The date that Tojo’s Japan launched a surprise attack on the U.S. naval base at Pearl Harbor heralded America’s entrance into the bloody fighting of World War II.

But there are other dates that live in infamy, and many of them aren’t nearly as well known. But they deserve to be. Take Nov. 7, 1917.

Anything come to mind? One hundred years ago this month, Bolsheviks under the leadership of Vladimir Lenin overthrew the Russian government and established a communist dictatorship. “The world has never been the same since,” writes foreign policy expert Kim Holmes in a recent article for the Richmond Times-Dispatch.

How many perished in the wake of this “revolution”? It depends on which historian you ask. According to Richard Pipes, it was 9 million. Robert Conquest says at least 20 million, and likely as many as 30 million, died in the “Great Terror.”

If you include “unnatural deaths,” the number who died could be as high as 50 million. For perspective, consider that more than 60 million died in World War II—roughly 3 percent of the world’s population at the time.

In short, when looked at in terms of human carnage—of lives lost—the Russian Revolution was essentially another world war. So why isn’t Nov. 7, 1917, as notorious as Dec. 7, 1941?

This discrepancy becomes even more blatant when one considers the wider cost of communism. The Russian experience, after all, inspired other “revolutions,” and its record of mass genocide “is exceeded only by another communist dictatorship, Maoist China, which destroyed between 44.5 to 72 million lives (according to Stephane Courtois). And let’s not forget the ‘killing fields’ of Cambodia in the 1970s.”

Why isn’t this history better known?

“[Soviet leader Josef] Stalin kept most media out, so few Americans knew that millions were starving,” writes John Stossel in a recent column. And he had help. “Even as the Russian regime killed millions, some journalists and intellectuals covered up the crimes.”

But it isn’t just the loss of life that stains the history of communism. Its legacy is also one of grinding poverty.

Most of the 88 countries that score “repressed” or “mostly unfree” on The Heritage Foundation’s Index of Economic Freedom are either communist, former communist, or some type of socialist economy. They are also the world’s poorest nations.

And that, even more than the appalling body count, is what ultimately doomed Soviet communism: the awful material conditions.

Life expectancy of Russians in the 1980s was six years lower than in Western Europe, according to economist Nicholas Eberstadt. Infant mortality was three times higher.
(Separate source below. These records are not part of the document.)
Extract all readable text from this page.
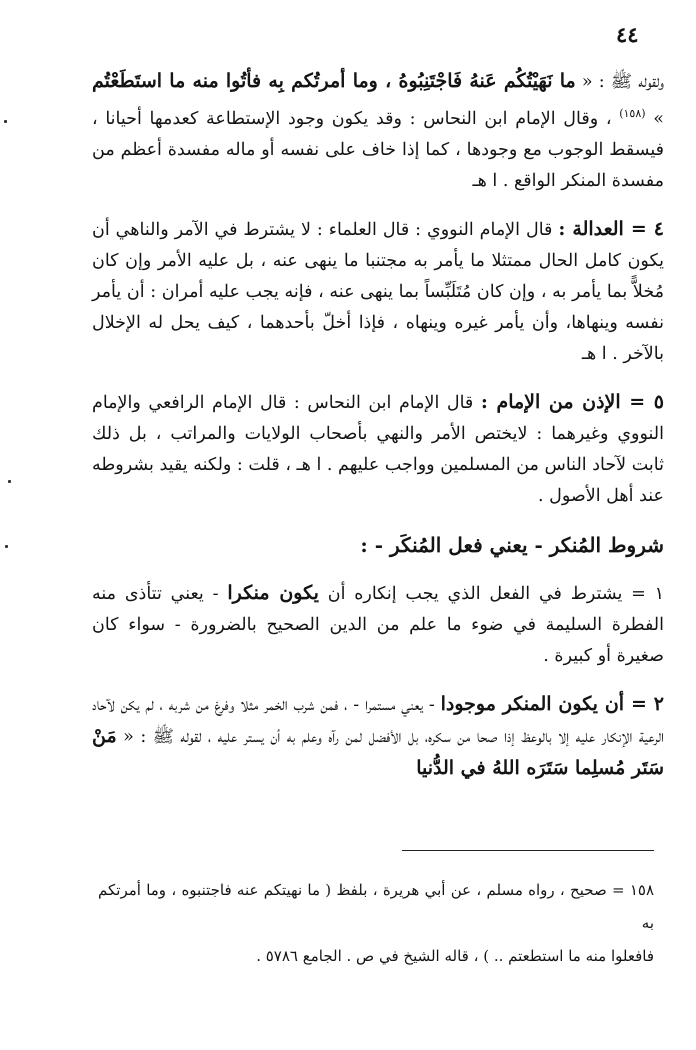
٤٤

ولقوله ﷺ : « ما نَهَيْتُكُم عَنهُ فَاجْتَنِبُوهُ ، وما أمرتُكم بِه فأتُوا منه ما استَطَعْتُم » $^{(١٥٨)}$ ، وقال الإمام ابن النحاس : وقد يكون وجود الإستطاعة كعدمها أحيانا ، فيسقط الوجوب مع وجودها ، كما إذا خاف على نفسه أو ماله مفسدة أعظم من مفسدة المنكر الواقع . ا هـ

٤ = العدالة : قال الإمام النووي : قال العلماء : لا يشترط في الآمر والناهي أن يكون كامل الحال ممتثلا ما يأمر به مجتنبا ما ينهى عنه ، بل عليه الأمر وإن كان مُخلاًّ بما يأمر به ، وإن كان مُتَلَبِّساً بما ينهى عنه ، فإنه يجب عليه أمران : أن يأمر نفسه وينهاها، وأن يأمر غيره وينهاه ، فإذا أخلّ بأحدهما ، كيف يحل له الإخلال بالآخر . ا هـ

٥ = الإذن من الإمام : قال الإمام ابن النحاس : قال الإمام الرافعي والإمام النووي وغيرهما : لايختص الأمر والنهي بأصحاب الولايات والمراتب ، بل ذلك ثابت لآحاد الناس من المسلمين وواجب عليهم . ا هـ ، قلت : ولكنه يقيد بشروطه عند أهل الأصول .

شروط المُنكر - يعني فعل المُنكَر - :

١ = يشترط في الفعل الذي يجب إنكاره أن يكون منكرا - يعني تتأذى منه الفطرة السليمة في ضوء ما علم من الدين الصحيح بالضرورة - سواء كان صغيرة أو كبيرة .

٢ = أن يكون المنكر موجودا - يعني مستمرا - ، فمن شرب الخمر مثلا وفرغ من شربه ، لم يكن لآحاد الرعية الإنكار عليه إلا بالوعظ إذا صحا من سكره، بل الأفضل لمن رآه وعلم به أن يستر عليه ، لقوله ﷺ : « مَنْ سَتَر مُسلِما سَتَرَه اللهُ في الدُّنيا

١٥٨ = صحيح ، رواه مسلم ، عن أبي هريرة ، بلفظ ( ما نهيتكم عنه فاجتنبوه ، وما أمرتكم به
فافعلوا منه ما استطعتم .. ) ، قاله الشيخ في ص . الجامع ٥٧٨٦ .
Death rates were rising for every age group.

“Russians looked westward and were appalled by their own poverty,” Holmes writes. “Whatever the West had—freedom and wealth—that was what the Russians wanted.”

So when President Ronald Reagan stood at the Brandenburg Gate in 1987 and urged Mikhail Gorbachev to “tear down this wall,” he was giving voice to a frustration that had long been pent up inside the people who lived behind the Iron Curtain.

The wall finally came down, undone in large measure by the manifold failures of communism itself.

Of course, Russians even today must deal with the continuing fallout of the 1917 revolution. “Every day they face the corruption and poverty caused not only by authoritarian rule, but by the social habits and structural problems created by communism,” Holmes writes. You can still see the devastation it wrought, echoing across the country.

And you can see how vital it is that we keep freedom alive here in what President Abraham Lincoln so aptly called “the last best hope of earth.”